For more information about using distributions with Replicator, you can check out the NVIDIA documentation.


Next we set up the camera and set the value for focus distance, focal length, position, rotation, and f-stop.

camera = rep.create.camera(
    focus_distance=90, focal_length=35,
    position=(0, 285, 0), rotation=(-90, 0, 0), f_stop=16)
render_product = rep.create.render_product(camera, (512, 512))

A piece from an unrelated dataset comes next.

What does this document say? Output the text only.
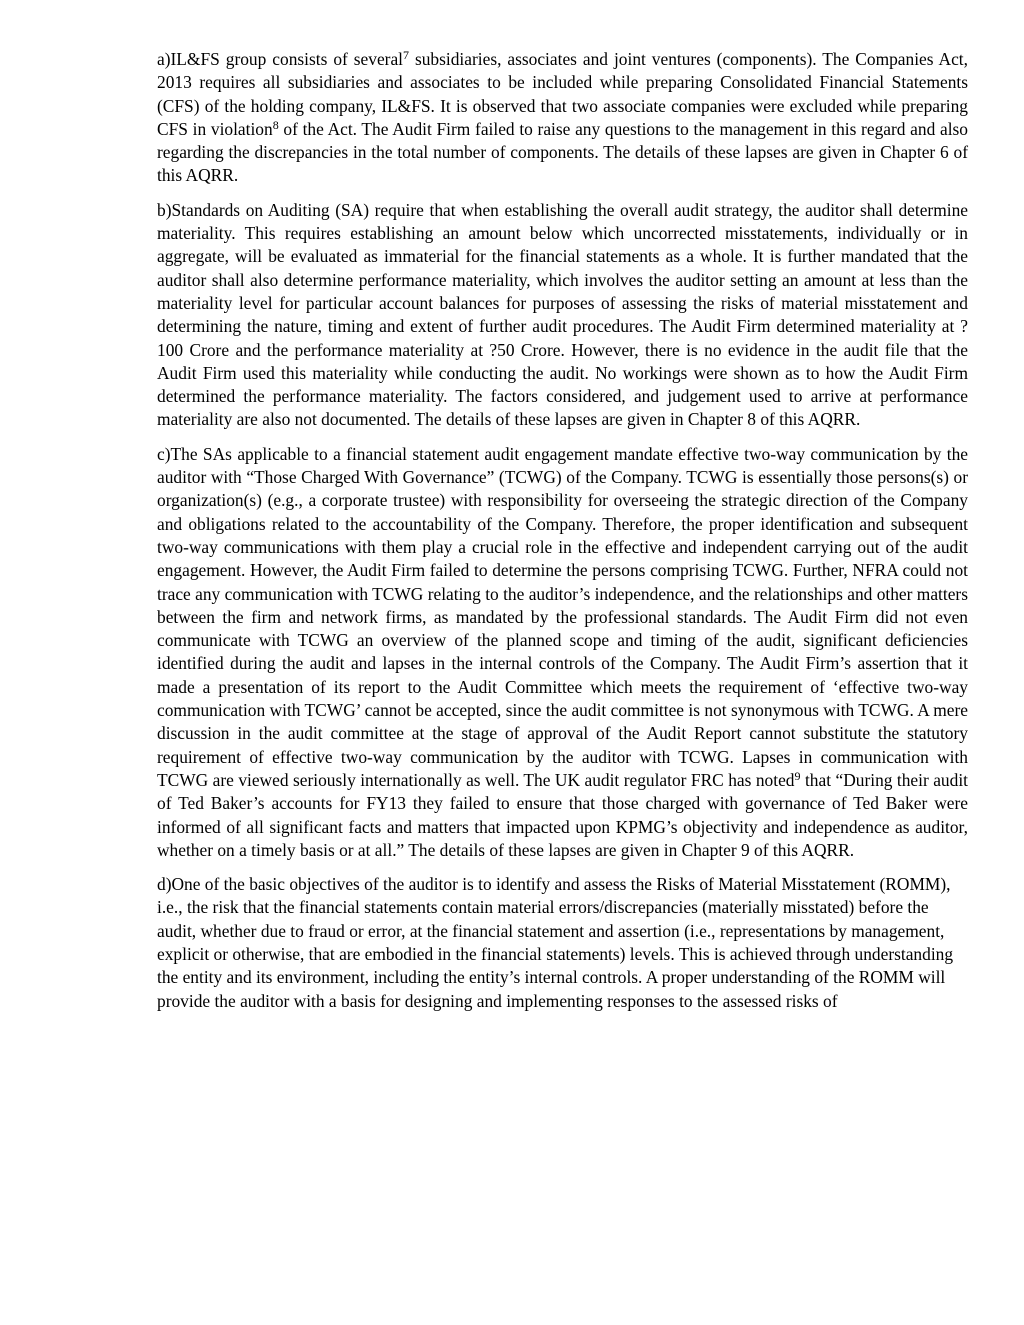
a)IL&FS group consists of several$^7$ subsidiaries, associates and joint ventures (components). The Companies Act, 2013 requires all subsidiaries and associates to be included while preparing Consolidated Financial Statements (CFS) of the holding company, IL&FS. It is observed that two associate companies were excluded while preparing CFS in violation$^8$ of the Act. The Audit Firm failed to raise any questions to the management in this regard and also regarding the discrepancies in the total number of components. The details of these lapses are given in Chapter 6 of this AQRR.

b)Standards on Auditing (SA) require that when establishing the overall audit strategy, the auditor shall determine materiality. This requires establishing an amount below which uncorrected misstatements, individually or in aggregate, will be evaluated as immaterial for the financial statements as a whole. It is further mandated that the auditor shall also determine performance materiality, which involves the auditor setting an amount at less than the materiality level for particular account balances for purposes of assessing the risks of material misstatement and determining the nature, timing and extent of further audit procedures. The Audit Firm determined materiality at ?100 Crore and the performance materiality at ?50 Crore. However, there is no evidence in the audit file that the Audit Firm used this materiality while conducting the audit. No workings were shown as to how the Audit Firm determined the performance materiality. The factors considered, and judgement used to arrive at performance materiality are also not documented. The details of these lapses are given in Chapter 8 of this AQRR.

c)The SAs applicable to a financial statement audit engagement mandate effective two-way communication by the auditor with “Those Charged With Governance” (TCWG) of the Company. TCWG is essentially those persons(s) or organization(s) (e.g., a corporate trustee) with responsibility for overseeing the strategic direction of the Company and obligations related to the accountability of the Company. Therefore, the proper identification and subsequent two-way communications with them play a crucial role in the effective and independent carrying out of the audit engagement. However, the Audit Firm failed to determine the persons comprising TCWG. Further, NFRA could not trace any communication with TCWG relating to the auditor’s independence, and the relationships and other matters between the firm and network firms, as mandated by the professional standards. The Audit Firm did not even communicate with TCWG an overview of the planned scope and timing of the audit, significant deficiencies identified during the audit and lapses in the internal controls of the Company. The Audit Firm’s assertion that it made a presentation of its report to the Audit Committee which meets the requirement of ‘effective two-way communication with TCWG’ cannot be accepted, since the audit committee is not synonymous with TCWG. A mere discussion in the audit committee at the stage of approval of the Audit Report cannot substitute the statutory requirement of effective two-way communication by the auditor with TCWG. Lapses in communication with TCWG are viewed seriously internationally as well. The UK audit regulator FRC has noted$^9$ that “During their audit of Ted Baker’s accounts for FY13 they failed to ensure that those charged with governance of Ted Baker were informed of all significant facts and matters that impacted upon KPMG’s objectivity and independence as auditor, whether on a timely basis or at all.” The details of these lapses are given in Chapter 9 of this AQRR.

d)One of the basic objectives of the auditor is to identify and assess the Risks of Material Misstatement (ROMM), i.e., the risk that the financial statements contain material errors/discrepancies (materially misstated) before the audit, whether due to fraud or error, at the financial statement and assertion (i.e., representations by management, explicit or otherwise, that are embodied in the financial statements) levels. This is achieved through understanding the entity and its environment, including the entity’s internal controls. A proper understanding of the ROMM will provide the auditor with a basis for designing and implementing responses to the assessed risks of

#camera = rep.create.camera(
#    focus_distance=90, focal_length=35,
#   position=(0, 300, 0), rotation=(-90, 0, 0), f_stop=16)
#render_product = rep.create.render_product(camera, (512, 512))

camera2 = rep.create.camera(
    focus_distance=90, focal_length=30,
    position=(0, 275, 0), rotation=(-85, 0, 0), f_stop=16)
render_product2 = rep.create.render_product(camera2, (512, 512))

For more information about using cameras with Replicator, you can check out the NVIDIA documentation.

Basic Writer

The next code will create the writer which writes our images to the specified location on our machine. Here we set the output_dir, rgb, and bounding box values.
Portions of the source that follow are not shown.